Tennant to run for U.S. Senate

Secretary of State Natalie Tennant and her husband state Senator Erik Wells were all smiles during the state’s 150th birthday celebration earlier this summer.

CHARLESTON, W.Va. — Several sources have confirmed for MetroNews that West Virginia Secretary of State Natalie Tennant will announce next week that she is seeking the Democratic nomination for the U.S. Senate in 2014.  The Washington Post is also reporting that Tennant will enter the race with a series of campaign stops, likely on Tuesday.

The seat is opening up next year because Senator Jay Rockefeller is retiring.

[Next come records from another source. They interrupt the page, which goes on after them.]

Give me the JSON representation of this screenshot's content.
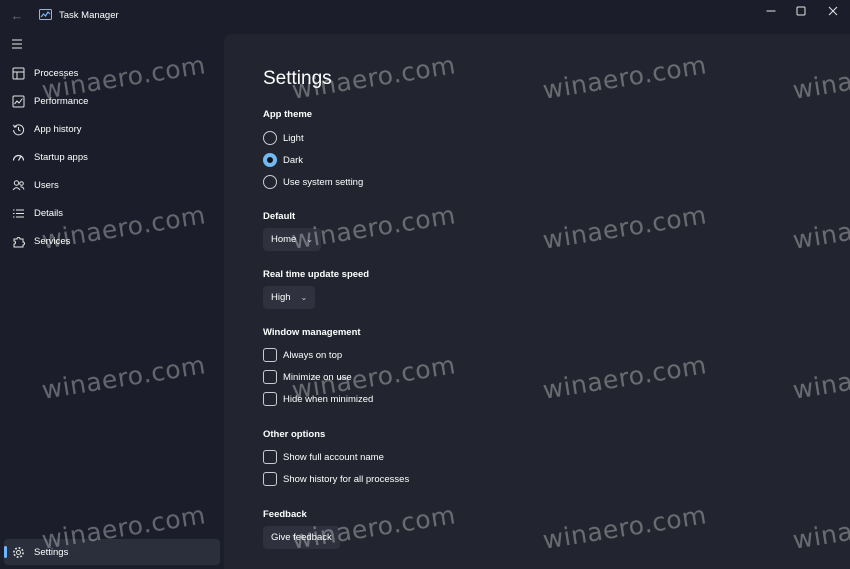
{
  "window": {
    "title": "Task Manager",
    "back_icon": "back-arrow-icon",
    "controls": [
      "minimize-icon",
      "maximize-icon",
      "close-icon"
    ]
  },
  "sidebar": {
    "menu_icon": "hamburger-icon",
    "items": [
      {
        "label": "Processes",
        "icon": "processes-icon"
      },
      {
        "label": "Performance",
        "icon": "performance-icon"
      },
      {
        "label": "App history",
        "icon": "history-icon"
      },
      {
        "label": "Startup apps",
        "icon": "speedometer-icon"
      },
      {
        "label": "Users",
        "icon": "users-icon"
      },
      {
        "label": "Details",
        "icon": "list-icon"
      },
      {
        "label": "Services",
        "icon": "puzzle-icon"
      }
    ],
    "settings": {
      "label": "Settings",
      "icon": "gear-icon",
      "selected": true
    }
  },
  "settings": {
    "title": "Settings",
    "app_theme": {
      "heading": "App theme",
      "options": [
        "Light",
        "Dark",
        "Use system setting"
      ],
      "selected": "Dark"
    },
    "default_page": {
      "heading": "Default",
      "value": "Home"
    },
    "update_speed": {
      "heading": "Real time update speed",
      "value": "High"
    },
    "window_management": {
      "heading": "Window management",
      "options": [
        {
          "label": "Always on top",
          "checked": false
        },
        {
          "label": "Minimize on use",
          "checked": false
        },
        {
          "label": "Hide when minimized",
          "checked": false
        }
      ]
    },
    "other_options": {
      "heading": "Other options",
      "options": [
        {
          "label": "Show full account name",
          "checked": false
        },
        {
          "label": "Show history for all processes",
          "checked": false
        }
      ]
    },
    "feedback": {
      "heading": "Feedback",
      "button_label": "Give feedback"
    }
  },
  "watermark": {
    "text": "winaero.com"
  },
  "colors": {
    "accent": "#74b8f2",
    "background": "#1b1e2a",
    "panel": "#22252f"
  }
}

Tennant’s expected entry sets up a likely battle with Republican Shelley Moore Capito.  The 2nd District Congresswoman announced earlier this year that she is running for Rockefeller’s seat.

There was no immediate comment from Tennant’s office, although she is said to be contacting people and letting them know of her decision.

Tennant has been mulling a run for some time, even as a series of potential candidates decided not to run.  Tennant is said to be encouraged by a recent West Virginia Poll showing that if the election were held today, Capito would get 45 percent, Tennant 40 and 15 percent undecided.

The Marion County native is in her second four-year term as Secretary of State.  She will be able to run in 2014 without giving up her current position.  Her term expires in 2016.

Tennant has also been mentioned as a possible gubernatorial candidate in 2016. She ran unsuccessfully for the Democratic nomination for governor in a 2011 special election, finishing third.

Tennant, 45, first made a name for herself while a student at WVU where she became the first woman chosen at the Mountaineer, the mascot for the University.  She graduated in 1991 with a journalism degree and spent most of the next two decades as a television reporter and anchor in Clarksburg and Charleston.

Her husband, Erik Wells, is a Democratic State Senator representing Kanawha County.

There was evidence earlier Friday that Tennant had decided to join the race when the Democratic Senatorial Campaign Committee sent out a release of a Charleston Gazette story about her.  The subject line was, “Tennant’s cost saving measures saves West Virginia $3 million.”

In that story, Tennant described herself as a “fiscal hawk.”

The GOP wasted no time responding.  National Republican Senatorial Committee spokesman Brook Hougesen released a statement calling Tennant, “a cookie-cutter liberal.”